Voy a la cocina y saco dos cervezas de la nevera. Cuando regreso a la sala y le tiendo a la muerte la suya me pregunto si solo es a mí a quien le pasan estas cosas. La muerte me mira como si supiera en qué estoy pensando. Tal vez lo sepa.
―Dame un cigarrillo –dice.
―No fumo –digo.
―Vaya, eres un hueso duro de roer.
Callamos largo rato. El tiempo transcurre. Nos tomamos un par de cervezas más. La muerte fuma un cigarrillo. No sé de dónde lo ha sacado. Detesto el olor del cigarrillo y en mi casa no fuma ni Dios. Pero no digo nada. No voy a ser yo el que le diga a la muerte lo que puede y lo que no puede hacer. Ya tengo suficiente con que se haya colado en mi casa.
Hay un silencio extraño. Una paz insospechada. Me temo que mi querida familia me ha abandonado a mi suerte. Como quien dice me han dejado solo ante la muerte. ¿Y qué hace uno ante la muerte? Seguir conversando. Alargar el tiempo. Aplazar lo inevitable. Así que digo:
―¿Juegas al ajedrez?
La muerte no responde. Me mira y no responde. Su sonrisa es sarcástica y no desaparece de su cara. Se estira sobre el sofá y mira por encima de mi hombro el tablero y las piezas de ajedrez de mi papá. Luego se vuelve a arrellanar cómodamente y no responde. Toma un trago de cerveza, se lleva el cigarrillo a la boca y aspira largamente el humo que luego deja escapar por la nariz. Pero no responde. El tiempo está de su lado. Ella es el tiempo. Entonces escucho en el fondo de mi mente la vocecita de mi sabia Rosa Inés que me dice que para variar me paso de dramático. Así que para no tener luego problemas con ella piso el freno y digo:
―Me pican las bolas.
La muerte escupe la cerveza y abre la boca en una sonora carcajada cuando un golpe de viento cálido entra por la ventana y se arremolina entre nosotros. Y allí se queda, entre nosotros, golpeando nuestras caras, temblando brevemente en los mostachos de la muerte, calentando nuestras cervezas.
―Necesito mear –dice la muerte levantándose del sofá.
―Al fondo a la derecha –digo.
Cuando sale del baño le estampo una sartén en la cabeza. Los mostachos se elevan como si quisieran agarrarse del aire mientras la muerte cae y queda tendida en el parqué cuan larga es. No mucho. El viento se levanta del sofá y viene enfurecido hacia nosotros. Y enfurecido revolotea por el apartamento desde ese momento hasta que yo termino con la muerte.
―Vas a saber tú lo que es morir –digo.
Agarro a la muerte por un tobillo y la levanto. Me impresiona lo liviana que es. Su peso es etéreo. La llevo a la cocina y la dejo caer en el fregadero. Pongo a hervir unos diez litros de agua. Le quito el sombrero, las charreteras, la ropa y las coloco sobre la encimera. Voy por mis cuchillos de cocina. Lo primero que corto, son los mostachos. Hago la incisión sobre la carne de los labios para que no se me deshagan en las manos.
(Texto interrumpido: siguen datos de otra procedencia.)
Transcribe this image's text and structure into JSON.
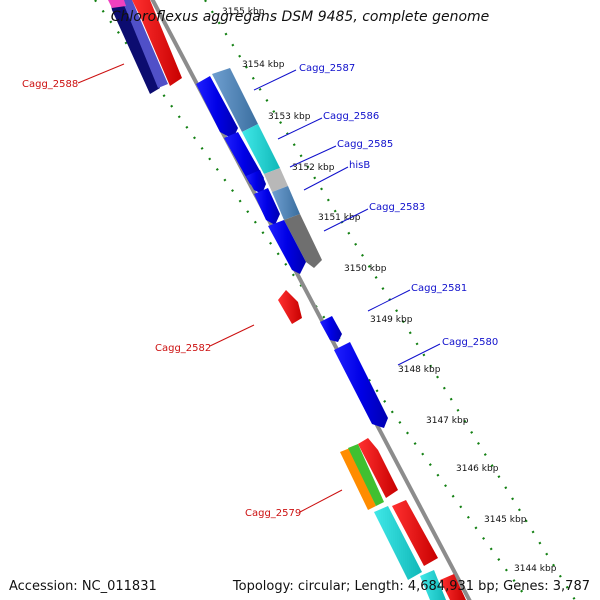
{
  "title": "Chloroflexus aggregans DSM 9485, complete genome",
  "accession": "Accession: NC_011831",
  "topology": "Topology: circular; Length: 4,684,931 bp; Genes: 3,787",
  "colors": {
    "backbone": "#8c8c8c",
    "gc_track": "#138013",
    "fwd_label": "#1010cc",
    "rev_label": "#cc1010"
  },
  "kbp_ticks": [
    "3155 kbp",
    "3154 kbp",
    "3153 kbp",
    "3152 kbp",
    "3151 kbp",
    "3150 kbp",
    "3149 kbp",
    "3148 kbp",
    "3147 kbp",
    "3146 kbp",
    "3145 kbp",
    "3144 kbp"
  ],
  "gene_labels": {
    "cagg_2588": "Cagg_2588",
    "cagg_2587": "Cagg_2587",
    "cagg_2586": "Cagg_2586",
    "cagg_2585": "Cagg_2585",
    "hisb": "hisB",
    "cagg_2583": "Cagg_2583",
    "cagg_2581": "Cagg_2581",
    "cagg_2582": "Cagg_2582",
    "cagg_2580": "Cagg_2580",
    "cagg_2579": "Cagg_2579"
  }
}
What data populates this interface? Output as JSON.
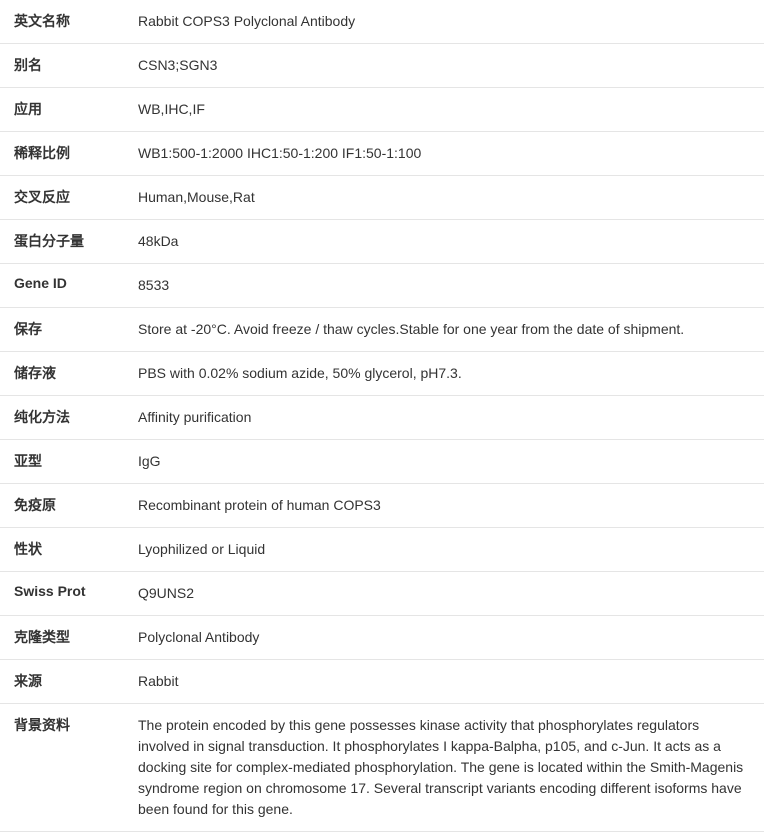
{
  "rows": [
    {
      "label": "英文名称",
      "value": "Rabbit COPS3 Polyclonal Antibody"
    },
    {
      "label": "别名",
      "value": "CSN3;SGN3"
    },
    {
      "label": "应用",
      "value": "WB,IHC,IF"
    },
    {
      "label": "稀释比例",
      "value": "WB1:500-1:2000 IHC1:50-1:200 IF1:50-1:100"
    },
    {
      "label": "交叉反应",
      "value": "Human,Mouse,Rat"
    },
    {
      "label": "蛋白分子量",
      "value": "48kDa"
    },
    {
      "label": "Gene ID",
      "value": "8533"
    },
    {
      "label": "保存",
      "value": "Store at -20°C. Avoid freeze / thaw cycles.Stable for one year from the date of shipment."
    },
    {
      "label": "储存液",
      "value": "PBS with 0.02% sodium azide, 50% glycerol, pH7.3."
    },
    {
      "label": "纯化方法",
      "value": "Affinity purification"
    },
    {
      "label": "亚型",
      "value": "IgG"
    },
    {
      "label": "免疫原",
      "value": "Recombinant protein of human COPS3"
    },
    {
      "label": "性状",
      "value": "Lyophilized or Liquid"
    },
    {
      "label": "Swiss Prot",
      "value": "Q9UNS2"
    },
    {
      "label": "克隆类型",
      "value": "Polyclonal Antibody"
    },
    {
      "label": "来源",
      "value": "Rabbit"
    },
    {
      "label": "背景资料",
      "value": "The protein encoded by this gene possesses kinase activity that phosphorylates regulators involved in signal transduction. It phosphorylates I kappa-Balpha, p105, and c-Jun. It acts as a docking site for complex-mediated phosphorylation. The gene is located within the Smith-Magenis syndrome region on chromosome 17. Several transcript variants encoding different isoforms have been found for this gene."
    }
  ]
}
Los dejo al lado de la ropa. Luego lo que hago ante la mirada embravecida del viento que se ha hecho huracán en la cocina, es destazar y descarnar a mi pequeña muerte. Los huesos intactos pero cubiertos por restos de carne, cartílagos y sangre, los echo en el agua hirviendo. Luego de un par de horas los saco del agua, espero a que se enfríen, los limpio y les saco brillo. Con pequeños trozos de alambre uno los huesos. Lo último que coloco como una corona es la cabeza sonriente. El viento observa en intranquilas ráfagas. Cuando tengo armada de nuevo a la muerte, la visto, cruzo la charretera sobre el costillar, le encasqueto el sombrero, le pego los mostachos y la dejo en la sala. Con un último golpe de rabia el viento se escurre por la ventana. Lo escucho reír cuando desciende hacia las copas de los árboles en la vereda.
En la mañana, cuando Carlos Pedro y Roberto Juan despiertan, se encuentran con este divertido muñequito de grandes y gordos mostachos que se parecen tanto a los de Sam Bigotes y ante la mirada atónita de mi no lo suficientemente ponderada Rosa Inés, vida de mi vida, comienzan a jugar con él. Se lo lanzan uno al otro y en el aire los mostachos ejecutan un baile silencioso y la calavera se gira y me muestra su tétrica sonrisa de dientes blanquísimos.